Um
governo como o de Jair Bolsonaro tem o caráter de desafio imprevisível e
continuado. As provações a que submete a institucionalidade democrática se
sucedem umas às outras, como num alucinante trem fantasma que não parece chegar
nunca mais à estação terminal. Seria um tanto ofensivo invocar o cineasta Mario
Monicelli, um convicto homem de esquerda, mas o fato é que a atual equipe
dirigente lembra quase automaticamente a armata Brancaleone, com a arregimentação desregrada de
militares, a trazer acentuadas preocupações sobre o papel das Forças Armadas, e
a ação de um autoproclamado “núcleo ideológico” em guerra permanente contra a
modernidade, praticamente confundida com o “comunismo”. A estes dois grupos, de
resto conflagrados entre si, se acrescenta a cota bem nutrida dos
incompetentes, ainda que, nisso tudo, as linhas de separação sejam muito
difíceis de traçar.
Os
otimistas sublinham a resiliência das instituições: elas não se submeteram ao
assalto aberto, às manifestações subversivas, à tropelia das milícias reais ou
digitais. O próprio presidente, num dado momento, sem abandonar a truculência
verbal e as decisões irracionais, como na triste guerra das vacinas em que ora
empenha seus generais e sua armata,
passou a valer-se de modo mais regular dos poderes convencionais do Executivo.

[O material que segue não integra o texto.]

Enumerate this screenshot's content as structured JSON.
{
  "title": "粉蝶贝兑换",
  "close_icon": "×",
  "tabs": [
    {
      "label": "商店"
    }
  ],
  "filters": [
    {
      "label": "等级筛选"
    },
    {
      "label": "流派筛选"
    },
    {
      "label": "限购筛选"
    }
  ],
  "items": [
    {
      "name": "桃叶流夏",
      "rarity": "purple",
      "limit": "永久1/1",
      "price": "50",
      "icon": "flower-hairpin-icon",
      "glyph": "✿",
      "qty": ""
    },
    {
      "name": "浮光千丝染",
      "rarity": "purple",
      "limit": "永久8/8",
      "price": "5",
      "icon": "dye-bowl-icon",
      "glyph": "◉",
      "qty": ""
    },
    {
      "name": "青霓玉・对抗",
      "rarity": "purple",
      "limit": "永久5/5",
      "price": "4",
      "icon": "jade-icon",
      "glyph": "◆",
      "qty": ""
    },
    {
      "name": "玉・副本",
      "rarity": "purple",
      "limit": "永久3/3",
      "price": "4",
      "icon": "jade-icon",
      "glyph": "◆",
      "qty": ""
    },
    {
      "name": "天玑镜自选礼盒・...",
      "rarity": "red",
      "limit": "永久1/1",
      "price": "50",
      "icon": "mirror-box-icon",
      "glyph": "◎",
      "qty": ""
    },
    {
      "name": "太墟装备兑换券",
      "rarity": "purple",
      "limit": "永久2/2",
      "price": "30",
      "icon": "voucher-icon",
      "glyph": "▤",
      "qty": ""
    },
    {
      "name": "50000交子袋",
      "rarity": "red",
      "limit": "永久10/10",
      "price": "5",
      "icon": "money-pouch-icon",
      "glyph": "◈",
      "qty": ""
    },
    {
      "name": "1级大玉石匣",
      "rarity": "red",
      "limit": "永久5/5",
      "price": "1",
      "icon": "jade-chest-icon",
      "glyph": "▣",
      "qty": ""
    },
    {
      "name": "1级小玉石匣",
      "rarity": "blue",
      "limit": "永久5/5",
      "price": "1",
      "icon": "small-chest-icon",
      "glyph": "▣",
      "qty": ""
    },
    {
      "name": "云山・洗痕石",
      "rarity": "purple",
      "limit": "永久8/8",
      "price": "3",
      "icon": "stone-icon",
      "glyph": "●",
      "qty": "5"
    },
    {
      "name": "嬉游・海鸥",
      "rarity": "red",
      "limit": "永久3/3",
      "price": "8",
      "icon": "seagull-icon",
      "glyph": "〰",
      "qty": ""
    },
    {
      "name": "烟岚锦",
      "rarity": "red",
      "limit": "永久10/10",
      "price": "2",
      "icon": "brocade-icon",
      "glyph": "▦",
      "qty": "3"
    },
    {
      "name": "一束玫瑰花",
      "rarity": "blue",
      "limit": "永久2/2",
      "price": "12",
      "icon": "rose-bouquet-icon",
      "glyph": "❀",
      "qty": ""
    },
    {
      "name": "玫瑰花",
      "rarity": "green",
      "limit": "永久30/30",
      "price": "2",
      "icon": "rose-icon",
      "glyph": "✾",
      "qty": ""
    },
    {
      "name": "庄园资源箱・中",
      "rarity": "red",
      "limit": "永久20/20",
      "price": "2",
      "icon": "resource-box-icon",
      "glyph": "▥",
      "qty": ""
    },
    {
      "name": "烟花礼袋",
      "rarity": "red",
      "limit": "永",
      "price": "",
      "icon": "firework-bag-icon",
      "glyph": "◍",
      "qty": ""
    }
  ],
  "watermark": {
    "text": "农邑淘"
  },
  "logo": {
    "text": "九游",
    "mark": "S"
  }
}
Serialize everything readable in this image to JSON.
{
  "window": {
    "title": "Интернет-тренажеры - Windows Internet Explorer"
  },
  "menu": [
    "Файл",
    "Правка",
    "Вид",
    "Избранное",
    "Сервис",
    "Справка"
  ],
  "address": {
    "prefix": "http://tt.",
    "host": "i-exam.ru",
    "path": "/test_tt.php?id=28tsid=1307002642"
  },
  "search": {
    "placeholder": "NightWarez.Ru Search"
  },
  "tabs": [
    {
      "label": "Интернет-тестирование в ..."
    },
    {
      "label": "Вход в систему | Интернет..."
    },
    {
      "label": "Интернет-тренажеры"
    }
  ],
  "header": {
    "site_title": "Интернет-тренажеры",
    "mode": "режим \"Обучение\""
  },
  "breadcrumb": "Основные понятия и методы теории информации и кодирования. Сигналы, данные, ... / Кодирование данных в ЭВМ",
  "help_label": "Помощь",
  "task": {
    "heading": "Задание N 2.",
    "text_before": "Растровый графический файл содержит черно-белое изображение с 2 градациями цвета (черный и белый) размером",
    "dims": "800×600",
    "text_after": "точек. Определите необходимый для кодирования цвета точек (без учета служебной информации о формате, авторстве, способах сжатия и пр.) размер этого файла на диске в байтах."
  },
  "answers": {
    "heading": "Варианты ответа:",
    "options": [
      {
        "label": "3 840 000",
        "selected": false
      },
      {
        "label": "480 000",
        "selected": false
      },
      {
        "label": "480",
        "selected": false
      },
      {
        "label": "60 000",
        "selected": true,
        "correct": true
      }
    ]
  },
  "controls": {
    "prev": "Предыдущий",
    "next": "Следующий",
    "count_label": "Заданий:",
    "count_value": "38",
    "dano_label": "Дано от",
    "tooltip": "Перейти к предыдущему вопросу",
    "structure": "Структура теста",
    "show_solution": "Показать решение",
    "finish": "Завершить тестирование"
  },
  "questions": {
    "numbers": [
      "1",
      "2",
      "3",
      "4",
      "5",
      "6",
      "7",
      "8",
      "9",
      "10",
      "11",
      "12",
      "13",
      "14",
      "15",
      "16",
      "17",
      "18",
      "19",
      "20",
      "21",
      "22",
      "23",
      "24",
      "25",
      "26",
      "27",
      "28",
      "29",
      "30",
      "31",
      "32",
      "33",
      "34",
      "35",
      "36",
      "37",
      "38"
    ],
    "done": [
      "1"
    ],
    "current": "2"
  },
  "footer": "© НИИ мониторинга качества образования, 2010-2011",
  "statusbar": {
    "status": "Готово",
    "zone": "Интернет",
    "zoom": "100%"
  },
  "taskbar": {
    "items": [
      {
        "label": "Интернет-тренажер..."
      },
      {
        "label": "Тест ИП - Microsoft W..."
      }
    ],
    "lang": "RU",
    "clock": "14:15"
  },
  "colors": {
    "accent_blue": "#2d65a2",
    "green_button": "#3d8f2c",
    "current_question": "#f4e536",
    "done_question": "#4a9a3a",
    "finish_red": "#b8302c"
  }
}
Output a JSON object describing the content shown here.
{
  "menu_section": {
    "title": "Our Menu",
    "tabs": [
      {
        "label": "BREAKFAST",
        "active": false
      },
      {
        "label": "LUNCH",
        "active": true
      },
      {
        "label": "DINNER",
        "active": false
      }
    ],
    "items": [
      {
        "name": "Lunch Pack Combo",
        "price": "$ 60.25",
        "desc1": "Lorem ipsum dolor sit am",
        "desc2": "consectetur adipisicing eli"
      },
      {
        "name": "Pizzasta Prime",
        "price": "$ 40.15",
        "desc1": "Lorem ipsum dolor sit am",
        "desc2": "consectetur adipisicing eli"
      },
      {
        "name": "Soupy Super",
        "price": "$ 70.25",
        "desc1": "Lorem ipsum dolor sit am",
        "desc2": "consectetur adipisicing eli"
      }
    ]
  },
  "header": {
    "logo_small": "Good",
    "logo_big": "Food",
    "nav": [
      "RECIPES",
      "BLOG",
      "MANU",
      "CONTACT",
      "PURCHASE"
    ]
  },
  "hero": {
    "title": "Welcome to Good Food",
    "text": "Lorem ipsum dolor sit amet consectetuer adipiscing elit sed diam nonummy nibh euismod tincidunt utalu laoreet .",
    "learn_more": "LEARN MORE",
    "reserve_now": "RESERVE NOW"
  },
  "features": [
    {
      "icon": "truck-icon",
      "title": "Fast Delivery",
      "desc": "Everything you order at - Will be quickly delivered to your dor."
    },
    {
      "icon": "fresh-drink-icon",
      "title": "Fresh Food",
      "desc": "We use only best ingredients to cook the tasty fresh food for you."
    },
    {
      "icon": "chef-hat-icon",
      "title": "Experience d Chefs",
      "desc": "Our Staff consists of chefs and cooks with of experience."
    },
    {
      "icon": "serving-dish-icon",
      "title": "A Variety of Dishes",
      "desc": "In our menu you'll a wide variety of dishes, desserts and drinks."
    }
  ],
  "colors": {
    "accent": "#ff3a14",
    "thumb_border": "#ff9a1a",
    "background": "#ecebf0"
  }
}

Passou a usar, em suma, a tal “caneta” cheia de tinta, não a Montblanc de
antes, mas uma Bic incomparavelmente mais perigosa. No STF ainda não tomou
assento o ministro “terrivelmente evangélico”, mas o primeiro voto importante
do recém-empossado jurista conservador, confeccionado sob medida para aplainar
o caminho do presidente do Senado e barrar o da Câmara, não deixa dúvida sobre
o que se pode esperar.
O centrão amorfo, expressão consumada da “velha política”, reaparece com nobres e altas funções. Longe de ser exorcizado pelo refrão do samba de Bezerra da Silva, como se queria nos tempos “heroicos” da campanha eleitoral, agora está metamorfoseado na frente parlamentar que já funciona como dique contra qualquer impeachment e possivelmente, a partir de fevereiro de 2021, funcionará como suporte da agenda reacionária do governo, se derem certo os cálculos do estado-maior da armata. Dali para a frente, quem gritar “pega ladrão” irá encontrar, vai-se lá saber, uma pequena multidão de ministros e dirigentes acotovelados em secretarias e estatais, a cumprir ritos e preceitos franciscanos – não os do inquieto Papa argentino, mas os que, pondo de lado o disfarce das boas intenções, pavimentam o caminho de negócios e transações, muitas das quais tenebrosas, a julgar pelos precedentes.